Paul and his friends have never liked the label “Christian rock band,” because Paul likes being a regular rock star, who can “cling to his right to be an ass.” And though he insists that, by assing around, he and his band have really “f–ked up their corner of the Christian market,” Paul’s rebel-with-a-cause behavior has only gained more fawning attention from Christians, who are eager to attach their names to his Great Cause—from Bill Hybels to Billy Graham, from Presbyterians to Methodists, from Wheaton College to Christianity Today.

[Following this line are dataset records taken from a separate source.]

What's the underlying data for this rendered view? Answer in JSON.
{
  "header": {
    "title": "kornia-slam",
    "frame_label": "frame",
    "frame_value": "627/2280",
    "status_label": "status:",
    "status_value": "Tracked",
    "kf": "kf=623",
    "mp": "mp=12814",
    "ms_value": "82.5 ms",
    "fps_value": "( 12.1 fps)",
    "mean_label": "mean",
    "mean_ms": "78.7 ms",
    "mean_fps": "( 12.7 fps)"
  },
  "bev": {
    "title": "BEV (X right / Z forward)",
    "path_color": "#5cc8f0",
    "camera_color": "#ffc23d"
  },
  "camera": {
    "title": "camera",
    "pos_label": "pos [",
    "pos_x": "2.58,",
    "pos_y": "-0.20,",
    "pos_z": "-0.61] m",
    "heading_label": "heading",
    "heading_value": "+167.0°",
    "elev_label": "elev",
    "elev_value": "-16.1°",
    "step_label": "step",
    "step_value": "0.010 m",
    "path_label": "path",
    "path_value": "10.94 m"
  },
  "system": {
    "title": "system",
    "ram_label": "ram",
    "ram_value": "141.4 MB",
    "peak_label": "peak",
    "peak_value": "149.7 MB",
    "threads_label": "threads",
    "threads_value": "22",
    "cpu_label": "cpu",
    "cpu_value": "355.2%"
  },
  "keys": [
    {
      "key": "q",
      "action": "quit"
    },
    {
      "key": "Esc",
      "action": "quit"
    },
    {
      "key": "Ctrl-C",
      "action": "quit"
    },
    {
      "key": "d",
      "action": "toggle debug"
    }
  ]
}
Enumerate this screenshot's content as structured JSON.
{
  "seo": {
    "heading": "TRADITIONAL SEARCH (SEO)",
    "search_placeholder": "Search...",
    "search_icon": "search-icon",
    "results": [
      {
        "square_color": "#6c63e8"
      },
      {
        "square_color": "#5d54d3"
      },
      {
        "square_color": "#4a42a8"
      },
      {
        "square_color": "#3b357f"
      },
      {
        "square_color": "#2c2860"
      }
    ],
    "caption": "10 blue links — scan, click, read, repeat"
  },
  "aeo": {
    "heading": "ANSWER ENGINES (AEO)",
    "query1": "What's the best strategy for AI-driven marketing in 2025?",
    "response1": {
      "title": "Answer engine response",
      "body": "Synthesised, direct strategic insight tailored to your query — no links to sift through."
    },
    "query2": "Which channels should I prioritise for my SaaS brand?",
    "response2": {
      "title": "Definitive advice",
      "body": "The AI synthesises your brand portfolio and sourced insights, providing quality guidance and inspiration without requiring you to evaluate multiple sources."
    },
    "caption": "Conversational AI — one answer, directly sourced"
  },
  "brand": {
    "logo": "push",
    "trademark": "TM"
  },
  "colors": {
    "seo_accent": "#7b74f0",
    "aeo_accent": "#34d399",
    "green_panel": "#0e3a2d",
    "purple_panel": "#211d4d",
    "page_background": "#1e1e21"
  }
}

At this year’s Presidential Prayer Breakfast, where Paul was the keynote speaker, he quoted from the New Testament, the Koran, and “the Jewish Scripture,” admonishing President Bush and Congress that God will “judge” (gasp!) America and her churches if they fail to keep Africa from “going up in flames.” President Bush followed Paul at the podium and, in true Dorkman fashion, proclaimed, “I’ve gotten to know Bono. (Laughter.) He’s a doer. The thing about this good citizen of the world is he’s used his position to get things done.” Speaking for Dorkmans everywhere, he added, “You’re an amazing guy, Bono. God bless you. (Applause.)”
True Christianity is concerned with the plight of the poor, the suffering, the dying. But the greater reality that the Church is called to address has to do with sin, righteousness, and judgment and how the crucified God-Man redeemed mankind. What insight does Paul have to give those who possess the “words of eternal life,” other than how to “be an ass”? How great is the loss of faith among a people who titter in the presence of a “citizen of the world,” such as Bono, who despises all that they once held dear?